Senior Labour figures say that, despite losses to Ukip in recent local elections, Mr Miliband’s team believe their party has a lot to gain from its advances and the final result in May’s general election may hinge on how Mr Farage’s party performs. Ukip took three per cent of the vote in 2010, but has since seen its polling figures soar. It took 27 per cent in the European elections, and is at about 13 per cent in current opinion polls.
Polling by Lord Ashcroft, a Tory peer, has shown that of those people who backed Ukip in this year’s European elections, 52 per cent had voted Conservative in 2010. Only 15 per cent were former Labour voters. Labour sources say the party’s private polling suggests a similar split, leading Mr Miliband’s team to conclude that Ukip is a bigger threat to the Tories than Labour.
Some Opposition figures, including Ed Balls, the shadow chancellor, and Andy Burnham, the shadow health secretary, have called for the party to take a tougher line on Ukip, fearing that Mr Farage’s party will eat into Labour’s traditional working-class vote. But others involved in the Labour election campaign have persuaded Mr Miliband that Ukip gains are good for Labour’s prospects.
Another Lord Ashcroft poll last week showed that Ukip was performing well enough in marginal constituencies to take at least two Commons seats, Thurrock and South Thanet, both currently held by the Tories. Senior Conservatives admit privately that winning back a significant number of today’s Ukip supporters is a “strategic priority” for them.
Lynton Crosby, the Conservatives’ polling adviser, has told colleagues that Ukip voters could be divided into three distinct groups: “natural” Tories who would return to the party next year; waverers who could be persuaded to return, and a smaller group of irreconcilables who were permanently lost to the Conservatives.

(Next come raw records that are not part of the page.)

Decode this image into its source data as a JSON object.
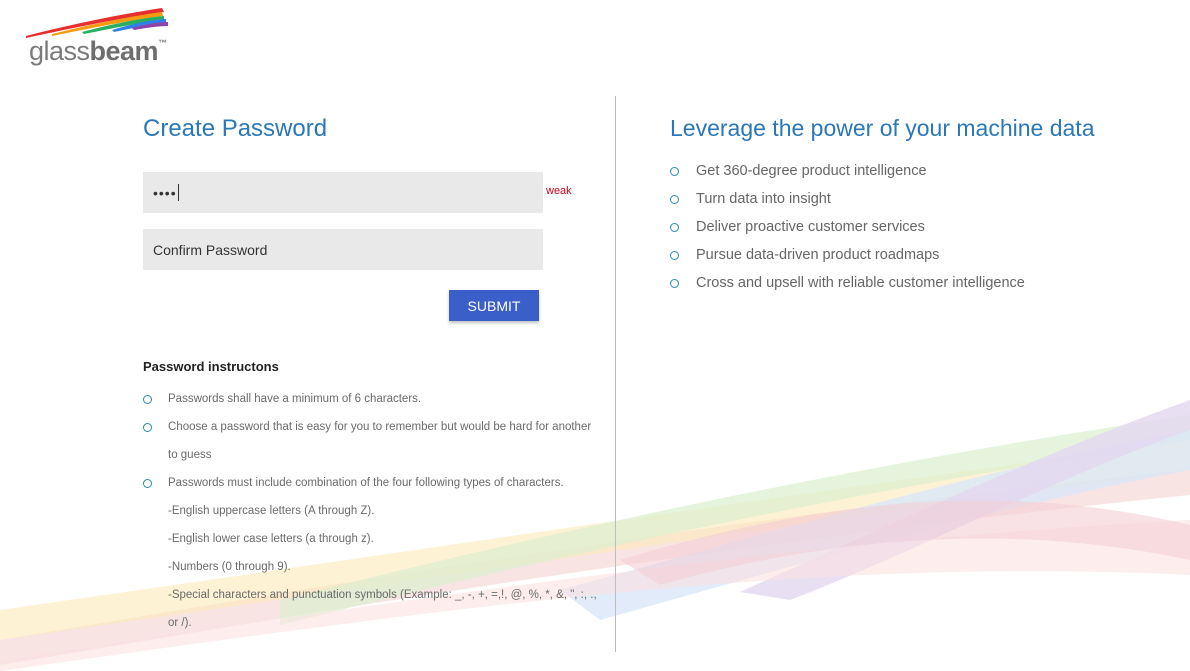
{
  "brand": {
    "logo_text_light": "glass",
    "logo_text_bold": "beam",
    "trademark": "™"
  },
  "form": {
    "title": "Create Password",
    "password_value_masked": "••••",
    "password_strength": "weak",
    "confirm_placeholder": "Confirm Password",
    "submit_label": "SUBMIT"
  },
  "instructions": {
    "heading": "Password instructons",
    "items": [
      {
        "text": "Passwords shall have a minimum of 6 characters.",
        "sub": []
      },
      {
        "text": "Choose a password that is easy for you to remember but would be hard for another to guess",
        "sub": []
      },
      {
        "text": "Passwords must include combination of the four following types of characters.",
        "sub": [
          "-English uppercase letters (A through Z).",
          "-English lower case letters (a through z).",
          "-Numbers (0 through 9).",
          "-Special characters and punctuation symbols (Example: _, -, +, =,!, @, %, *, &, \", :, ., or /)."
        ]
      }
    ]
  },
  "marketing": {
    "tagline": "Leverage the power of your machine data",
    "features": [
      "Get 360-degree product intelligence",
      "Turn data into insight",
      "Deliver proactive customer services",
      "Pursue data-driven product roadmaps",
      "Cross and upsell with reliable customer intelligence"
    ]
  },
  "colors": {
    "accent_blue": "#2a78b8",
    "button_blue": "#3a5fc8",
    "strength_weak": "#d0021b",
    "field_bg": "#e9e9e9"
  }
}
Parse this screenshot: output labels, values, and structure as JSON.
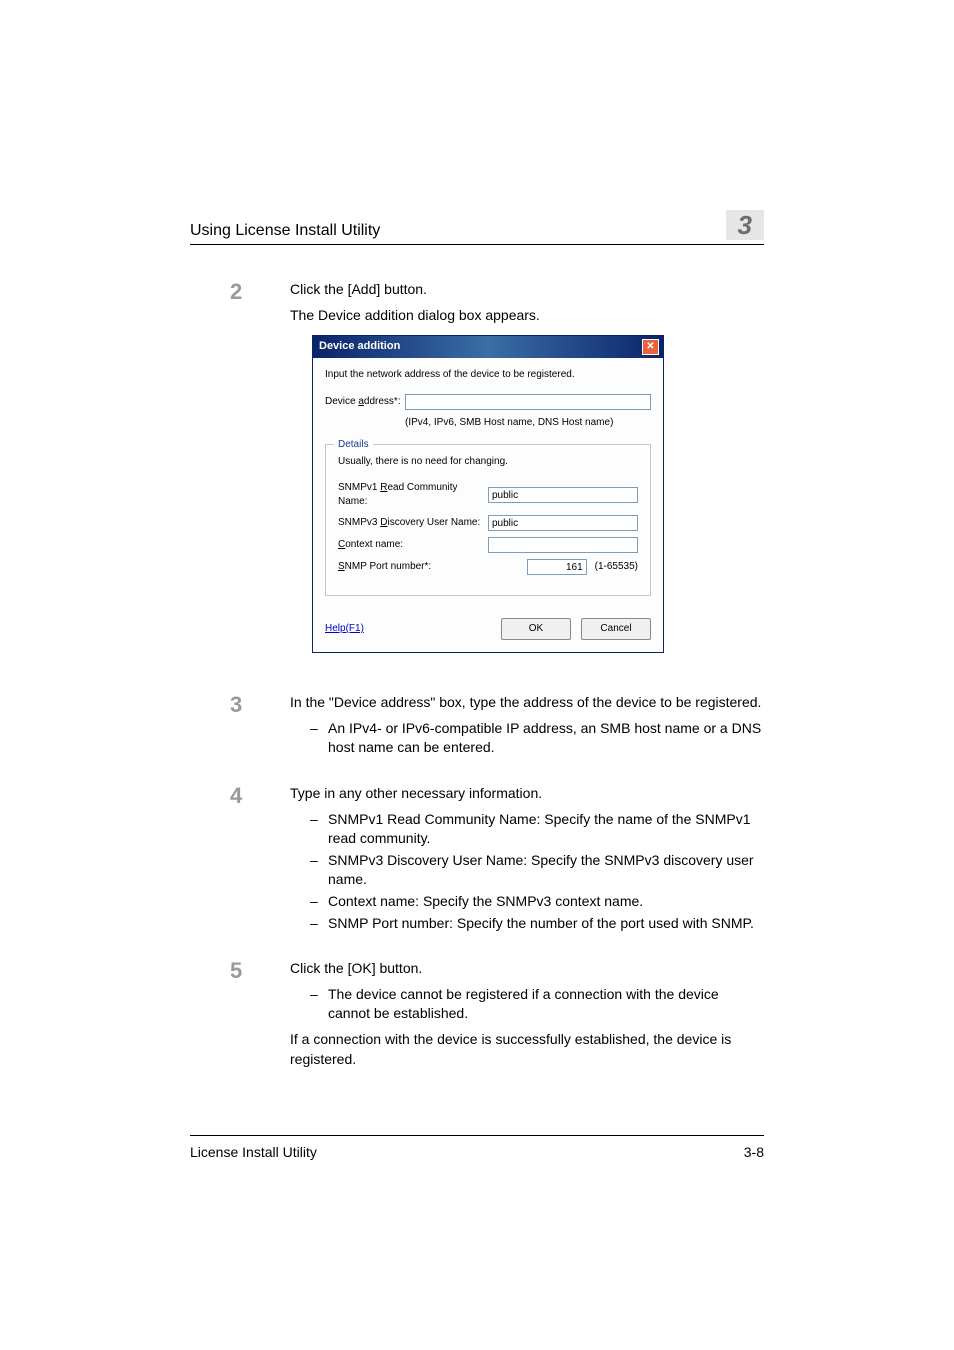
{
  "header": {
    "title": "Using License Install Utility",
    "chapter": "3"
  },
  "steps": {
    "s2": {
      "num": "2",
      "line1": "Click the [Add] button.",
      "line2": "The Device addition dialog box appears."
    },
    "s3": {
      "num": "3",
      "line1": "In the \"Device address\" box, type the address of the device to be registered.",
      "bullets": [
        "An IPv4- or IPv6-compatible IP address, an SMB host name or a DNS host name can be entered."
      ]
    },
    "s4": {
      "num": "4",
      "line1": "Type in any other necessary information.",
      "bullets": [
        "SNMPv1 Read Community Name: Specify the name of the SNMPv1 read community.",
        "SNMPv3 Discovery User Name: Specify the SNMPv3 discovery user name.",
        "Context name: Specify the SNMPv3 context name.",
        "SNMP Port number: Specify the number of the port used with SNMP."
      ]
    },
    "s5": {
      "num": "5",
      "line1": "Click the [OK] button.",
      "bullets": [
        "The device cannot be registered if a connection with the device cannot be established."
      ],
      "line2": "If a connection with the device is successfully established, the device is registered."
    }
  },
  "dialog": {
    "title": "Device addition",
    "intro": "Input the network address of the device to be registered.",
    "address_label_pre": "Device ",
    "address_label_u": "a",
    "address_label_post": "ddress*:",
    "address_value": "",
    "hint": "(IPv4, IPv6, SMB Host name, DNS Host name)",
    "details_legend": "Details",
    "details_note": "Usually, there is no need for changing.",
    "read_label_pre": "SNMPv1 ",
    "read_label_u": "R",
    "read_label_post": "ead Community Name:",
    "read_value": "public",
    "disc_label_pre": "SNMPv3 ",
    "disc_label_u": "D",
    "disc_label_post": "iscovery User Name:",
    "disc_value": "public",
    "ctx_label_u": "C",
    "ctx_label_post": "ontext name:",
    "ctx_value": "",
    "port_label_u": "S",
    "port_label_post": "NMP Port number*:",
    "port_value": "161",
    "port_range": "(1-65535)",
    "help": "Help(F1)",
    "ok": "OK",
    "cancel": "Cancel"
  },
  "footer": {
    "left": "License Install Utility",
    "right": "3-8"
  }
}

Some Tory strategists believe that the best way to win back wavering Ukip supporters is by warning them that a vote for Mr Farage’s party helps Labour. As a response to that argument, Mr Farage has been talking up Ukip’s ability to take votes away from Labour, highlighting his party’s gains in Labour areas.
Earlier this month, the Ukip leader proposed a deal with the Tories in which the Conservatives would agree not to contest working-class marginals where he claimed Ukip could defeat Labour. In exchange, Ukip would not run candidates in more affluent Tory-held seats. Without such a deal, Mr Farage said a solid Ukip vote among working-class voters meant “there are a number of seats here that [Conservatives] probably aren’t going to win but that Labour probably is going to win.”
Some senior Ukip figures have even suggested that their party could cost the Tories enough seats – and win enough of their own – to end up holding the balance of power in a hung Parliament in a close election.